Jimin y yo nos dirigimos hasta la casa del tío Goong –ahora mía– dando un largo paseo para estirar las piernas y disfrutar de los primeros rayos directos del sol. Ninguno dijo nada a la hora de poner las llaves en la cerradura y adentrarnos a su interior. Los primeros metros los avancé conteniendo la respiración. Con una breve mirada, reconocí el interior del hogar. El paso de los años había originado varios cambios en el inmueble y la distribución de estos mismo, pero si te fijabas detenidamente, todo estaba en su lugar.
—Vaya..., es un sitio increíble.
El rubio, sin poder retener el asombro, recorría con la mirada cargada de fascinación los diferentes espacios a nuestro alrededor. Fue satisfactorio verle tan emocionado. Me faltó poco para decirle que aquello que ahora era mío, también era suyo. El mero recuerdo del dueño anterior me hizo bajar de la nube en la que flotaba y golpearme con fuerza a un costado del tronco.
—Ya no es lo que era antes —valvuceé como pude.
Nos quedamos un rato más remoloneando por la casa. En un momento de valentía, le guíe hasta la planta de arriba donde sabía que el alma se me partiría en dos al ver mi habitación. Me pareció que Jimin hacía un gran esfuerzo por contener cualquier tipo de comentario que pudiera hacerme recordar y agradecí ese gesto durante todo el recorrido.
Salimos y emprendimos el camino hacia la Oficina de Defunciones donde habíamos dejado aparcado el coche. Hubo algo distinto, como una pequeña brisa refrescante al salir de la casa, que me devolvió parte del ánimo y me dejó mantener una conversación amena mientras regresábamos al hotel. La culpa estaba ahí por no haber estado tan pendiente del tío Goong en sus día de vida. Y lo seguiría estado el resto de los míos. De modo que, de alguna manera –y cosa que no hubiera sido capaz de ver sin el apoyo incondicional de Jimin–, yo debía seguir adelante.

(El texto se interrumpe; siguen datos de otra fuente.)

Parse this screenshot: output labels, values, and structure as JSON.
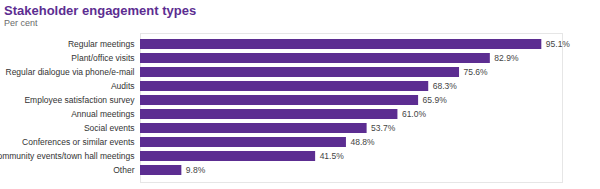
{
  "chart_data": {
    "type": "bar",
    "orientation": "horizontal",
    "title": "Stakeholder engagement types",
    "subtitle": "Per cent",
    "categories": [
      "Regular meetings",
      "Plant/office visits",
      "Regular dialogue via phone/e-mail",
      "Audits",
      "Employee satisfaction survey",
      "Annual meetings",
      "Social events",
      "Conferences or similar events",
      "Community events/town hall meetings",
      "Other"
    ],
    "values": [
      95.1,
      82.9,
      75.6,
      68.3,
      65.9,
      61.0,
      53.7,
      48.8,
      41.5,
      9.8
    ],
    "value_labels": [
      "95.1%",
      "82.9%",
      "75.6%",
      "68.3%",
      "65.9%",
      "61.0%",
      "53.7%",
      "48.8%",
      "41.5%",
      "9.8%"
    ],
    "color": "#5c2d91",
    "xlim": [
      0,
      100
    ],
    "data_labels": true,
    "tick_labels": "y",
    "grid": false
  }
}
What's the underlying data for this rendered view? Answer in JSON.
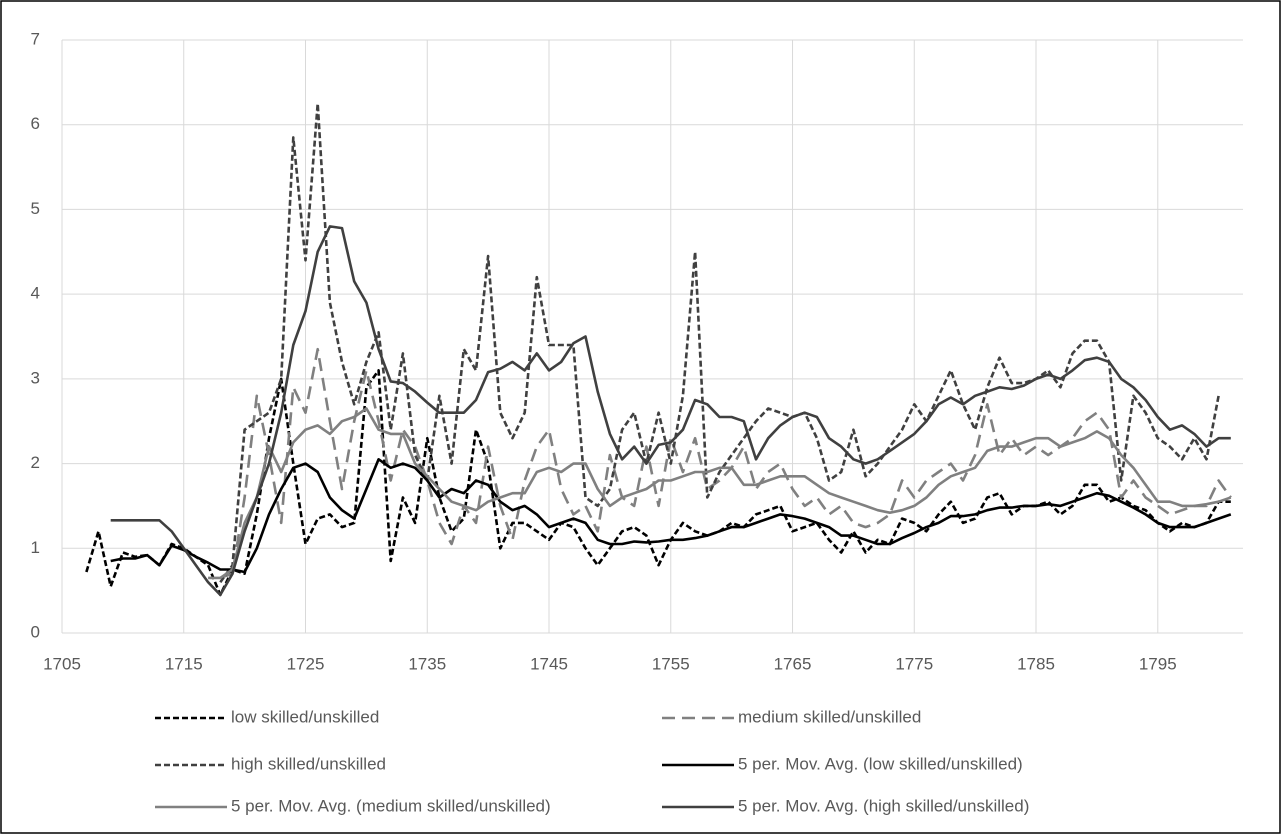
{
  "chart_data": {
    "type": "line",
    "x": [
      1707,
      1708,
      1709,
      1710,
      1711,
      1712,
      1713,
      1714,
      1715,
      1716,
      1717,
      1718,
      1719,
      1720,
      1721,
      1722,
      1723,
      1724,
      1725,
      1726,
      1727,
      1728,
      1729,
      1730,
      1731,
      1732,
      1733,
      1734,
      1735,
      1736,
      1737,
      1738,
      1739,
      1740,
      1741,
      1742,
      1743,
      1744,
      1745,
      1746,
      1747,
      1748,
      1749,
      1750,
      1751,
      1752,
      1753,
      1754,
      1755,
      1756,
      1757,
      1758,
      1759,
      1760,
      1761,
      1762,
      1763,
      1764,
      1765,
      1766,
      1767,
      1768,
      1769,
      1770,
      1771,
      1772,
      1773,
      1774,
      1775,
      1776,
      1777,
      1778,
      1779,
      1780,
      1781,
      1782,
      1783,
      1784,
      1785,
      1786,
      1787,
      1788,
      1789,
      1790,
      1791,
      1792,
      1793,
      1794,
      1795,
      1796,
      1797,
      1798,
      1799,
      1800,
      1801
    ],
    "series": [
      {
        "name": "low skilled/unskilled",
        "color": "#000000",
        "style": "dashed",
        "values": [
          0.72,
          1.2,
          0.55,
          0.95,
          0.9,
          0.92,
          0.8,
          1.05,
          1.0,
          0.9,
          0.8,
          0.45,
          0.75,
          0.7,
          1.4,
          2.3,
          3.0,
          2.0,
          1.05,
          1.35,
          1.4,
          1.25,
          1.3,
          2.9,
          3.1,
          0.85,
          1.6,
          1.3,
          2.3,
          1.6,
          1.2,
          1.35,
          2.4,
          2.0,
          1.0,
          1.3,
          1.3,
          1.2,
          1.1,
          1.3,
          1.25,
          1.0,
          0.8,
          1.0,
          1.2,
          1.25,
          1.15,
          0.8,
          1.1,
          1.3,
          1.2,
          1.15,
          1.2,
          1.3,
          1.25,
          1.4,
          1.45,
          1.5,
          1.2,
          1.25,
          1.3,
          1.1,
          0.95,
          1.2,
          0.95,
          1.1,
          1.05,
          1.35,
          1.3,
          1.2,
          1.4,
          1.55,
          1.3,
          1.35,
          1.6,
          1.65,
          1.4,
          1.5,
          1.5,
          1.55,
          1.4,
          1.5,
          1.75,
          1.75,
          1.55,
          1.6,
          1.5,
          1.45,
          1.3,
          1.2,
          1.3,
          1.25,
          1.3,
          1.55,
          1.55
        ]
      },
      {
        "name": "medium skilled/unskilled",
        "color": "#808080",
        "style": "long-dash",
        "values": [
          null,
          null,
          null,
          null,
          null,
          null,
          null,
          null,
          null,
          null,
          null,
          0.65,
          0.7,
          1.6,
          2.8,
          2.1,
          1.3,
          2.9,
          2.6,
          3.35,
          2.5,
          1.7,
          2.5,
          3.1,
          2.5,
          1.8,
          2.4,
          2.2,
          1.8,
          1.3,
          1.05,
          1.5,
          1.3,
          2.2,
          1.5,
          1.1,
          1.8,
          2.2,
          2.4,
          1.7,
          1.4,
          1.5,
          1.2,
          2.1,
          1.6,
          1.5,
          2.2,
          1.5,
          2.3,
          1.9,
          2.3,
          1.7,
          1.8,
          1.95,
          2.2,
          1.7,
          1.9,
          2.0,
          1.7,
          1.5,
          1.6,
          1.4,
          1.5,
          1.3,
          1.25,
          1.3,
          1.4,
          1.8,
          1.6,
          1.8,
          1.9,
          2.0,
          1.8,
          2.1,
          2.7,
          2.1,
          2.3,
          2.1,
          2.2,
          2.1,
          2.2,
          2.3,
          2.5,
          2.6,
          2.4,
          1.6,
          1.8,
          1.6,
          1.5,
          1.4,
          1.45,
          1.5,
          1.5,
          1.8,
          1.6
        ]
      },
      {
        "name": "high skilled/unskilled",
        "color": "#404040",
        "style": "dashed",
        "values": [
          null,
          null,
          null,
          null,
          null,
          null,
          null,
          null,
          null,
          null,
          null,
          0.6,
          0.8,
          2.4,
          2.5,
          2.6,
          3.0,
          5.85,
          4.4,
          6.25,
          3.9,
          3.2,
          2.7,
          3.2,
          3.55,
          2.4,
          3.3,
          2.1,
          1.8,
          2.8,
          2.0,
          3.35,
          3.1,
          4.45,
          2.6,
          2.3,
          2.6,
          4.2,
          3.4,
          3.4,
          3.4,
          1.6,
          1.5,
          1.7,
          2.4,
          2.6,
          2.0,
          2.6,
          2.0,
          2.8,
          4.5,
          1.6,
          1.9,
          2.1,
          2.3,
          2.5,
          2.65,
          2.6,
          2.55,
          2.6,
          2.3,
          1.8,
          1.9,
          2.4,
          1.85,
          2.0,
          2.2,
          2.4,
          2.7,
          2.5,
          2.8,
          3.1,
          2.7,
          2.4,
          2.9,
          3.25,
          2.95,
          2.95,
          3.0,
          3.1,
          2.9,
          3.3,
          3.45,
          3.45,
          3.2,
          1.8,
          2.8,
          2.6,
          2.3,
          2.2,
          2.05,
          2.3,
          2.05,
          2.8,
          null
        ]
      },
      {
        "name": "5 per. Mov. Avg. (low skilled/unskilled)",
        "color": "#000000",
        "style": "solid",
        "values": [
          null,
          null,
          0.85,
          0.88,
          0.88,
          0.92,
          0.8,
          1.03,
          0.98,
          0.9,
          0.83,
          0.75,
          0.75,
          0.72,
          1.0,
          1.4,
          1.7,
          1.95,
          2.0,
          1.9,
          1.6,
          1.45,
          1.35,
          1.7,
          2.05,
          1.95,
          2.0,
          1.95,
          1.8,
          1.6,
          1.7,
          1.65,
          1.8,
          1.75,
          1.55,
          1.45,
          1.5,
          1.4,
          1.25,
          1.3,
          1.35,
          1.3,
          1.1,
          1.05,
          1.05,
          1.08,
          1.07,
          1.08,
          1.1,
          1.1,
          1.12,
          1.15,
          1.2,
          1.25,
          1.25,
          1.3,
          1.35,
          1.4,
          1.38,
          1.35,
          1.3,
          1.25,
          1.15,
          1.15,
          1.1,
          1.05,
          1.05,
          1.12,
          1.18,
          1.25,
          1.3,
          1.38,
          1.38,
          1.4,
          1.45,
          1.48,
          1.48,
          1.5,
          1.5,
          1.52,
          1.5,
          1.55,
          1.6,
          1.65,
          1.62,
          1.55,
          1.48,
          1.4,
          1.3,
          1.25,
          1.25,
          1.25,
          1.3,
          1.35,
          1.4
        ]
      },
      {
        "name": "5 per. Mov. Avg. (medium skilled/unskilled)",
        "color": "#808080",
        "style": "solid",
        "values": [
          null,
          null,
          null,
          null,
          null,
          null,
          null,
          null,
          null,
          null,
          0.65,
          0.65,
          0.75,
          1.3,
          1.6,
          2.2,
          1.9,
          2.25,
          2.4,
          2.45,
          2.35,
          2.5,
          2.55,
          2.65,
          2.4,
          2.35,
          2.35,
          2.0,
          1.85,
          1.7,
          1.55,
          1.5,
          1.45,
          1.55,
          1.6,
          1.65,
          1.65,
          1.9,
          1.95,
          1.9,
          2.0,
          2.0,
          1.7,
          1.5,
          1.6,
          1.65,
          1.7,
          1.8,
          1.8,
          1.85,
          1.9,
          1.9,
          1.95,
          1.95,
          1.75,
          1.75,
          1.8,
          1.85,
          1.85,
          1.85,
          1.75,
          1.65,
          1.6,
          1.55,
          1.5,
          1.45,
          1.42,
          1.45,
          1.5,
          1.6,
          1.75,
          1.85,
          1.9,
          1.95,
          2.15,
          2.2,
          2.2,
          2.25,
          2.3,
          2.3,
          2.2,
          2.25,
          2.3,
          2.38,
          2.3,
          2.1,
          1.95,
          1.75,
          1.55,
          1.55,
          1.5,
          1.5,
          1.52,
          1.55,
          1.6
        ]
      },
      {
        "name": "5 per. Mov. Avg. (high skilled/unskilled)",
        "color": "#404040",
        "style": "solid",
        "values": [
          null,
          null,
          1.33,
          1.33,
          1.33,
          1.33,
          1.33,
          1.2,
          1.0,
          0.8,
          0.6,
          0.45,
          0.7,
          1.2,
          1.6,
          2.0,
          2.6,
          3.4,
          3.8,
          4.5,
          4.8,
          4.78,
          4.15,
          3.9,
          3.35,
          2.97,
          2.95,
          2.85,
          2.72,
          2.6,
          2.6,
          2.6,
          2.75,
          3.08,
          3.12,
          3.2,
          3.1,
          3.3,
          3.1,
          3.2,
          3.42,
          3.5,
          2.85,
          2.35,
          2.05,
          2.2,
          2.0,
          2.22,
          2.25,
          2.4,
          2.75,
          2.7,
          2.55,
          2.55,
          2.5,
          2.05,
          2.3,
          2.45,
          2.55,
          2.6,
          2.55,
          2.3,
          2.2,
          2.05,
          2.0,
          2.05,
          2.15,
          2.25,
          2.35,
          2.5,
          2.7,
          2.78,
          2.7,
          2.8,
          2.85,
          2.9,
          2.88,
          2.92,
          3.0,
          3.05,
          3.0,
          3.1,
          3.22,
          3.25,
          3.2,
          3.0,
          2.9,
          2.75,
          2.55,
          2.4,
          2.45,
          2.35,
          2.2,
          2.3,
          2.3
        ]
      }
    ],
    "xlim": [
      1705,
      1802
    ],
    "xticks": [
      1705,
      1715,
      1725,
      1735,
      1745,
      1755,
      1765,
      1775,
      1785,
      1795
    ],
    "ylim": [
      0,
      7
    ],
    "yticks": [
      0,
      1,
      2,
      3,
      4,
      5,
      6,
      7
    ],
    "grid": true,
    "legend": "bottom"
  }
}
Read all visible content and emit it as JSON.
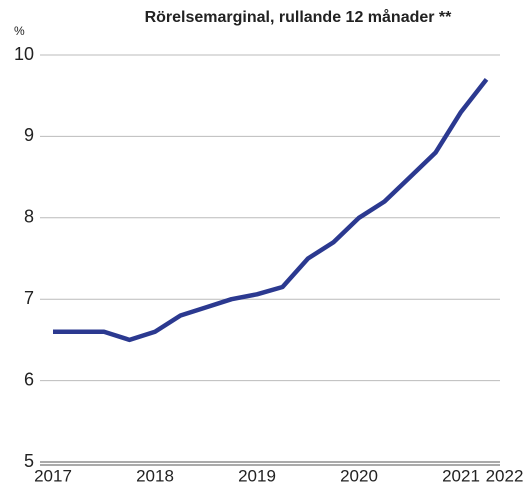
{
  "chart_data": {
    "type": "line",
    "title": "Rörelsemarginal, rullande 12 månader **",
    "y_label": "%",
    "categories": [
      "2017",
      null,
      null,
      null,
      "2018",
      null,
      null,
      null,
      "2019",
      null,
      null,
      null,
      "2020",
      null,
      null,
      null,
      "2021",
      "2022"
    ],
    "series": [
      {
        "name": "Rörelsemarginal",
        "color": "#2b3990",
        "values": [
          6.6,
          6.6,
          6.6,
          6.5,
          6.6,
          6.8,
          6.9,
          7.0,
          7.06,
          7.15,
          7.5,
          7.7,
          8.0,
          8.2,
          8.5,
          8.8,
          9.3,
          9.7
        ]
      }
    ],
    "ylim": [
      5,
      10
    ],
    "yticks": [
      5,
      6,
      7,
      8,
      9,
      10
    ],
    "grid": true
  }
}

Usando una toalla anudada en las puntas como bolsa de playa –porque ninguno se acordó de coger una– dejamos que el buen clima y las horas libres se nos escurrieran entre los dedos de los pies, que manteníamos a remojo en el mar. Taehyung se mostró reacio a salir de la habitación en cuando volvimos porque, según él, no le apetecía terminar como un chucho sarnoso, oliendo a pescado y con el cuerpo rebozado en arena. Pero, después, junto con Bambam, una vez que probaron el agua no había quien pudiera sacarlos de entre las olas. Verlos a –casi– todos ahí, juntos, a mis seres más cercanos y pasándolo en grande fue lo que necesitaba. Y comprendí, de la mejor forma, que a veces, a las cosas que son inevitables y que se nos escapan de las manos, hay que dejarlas que salten.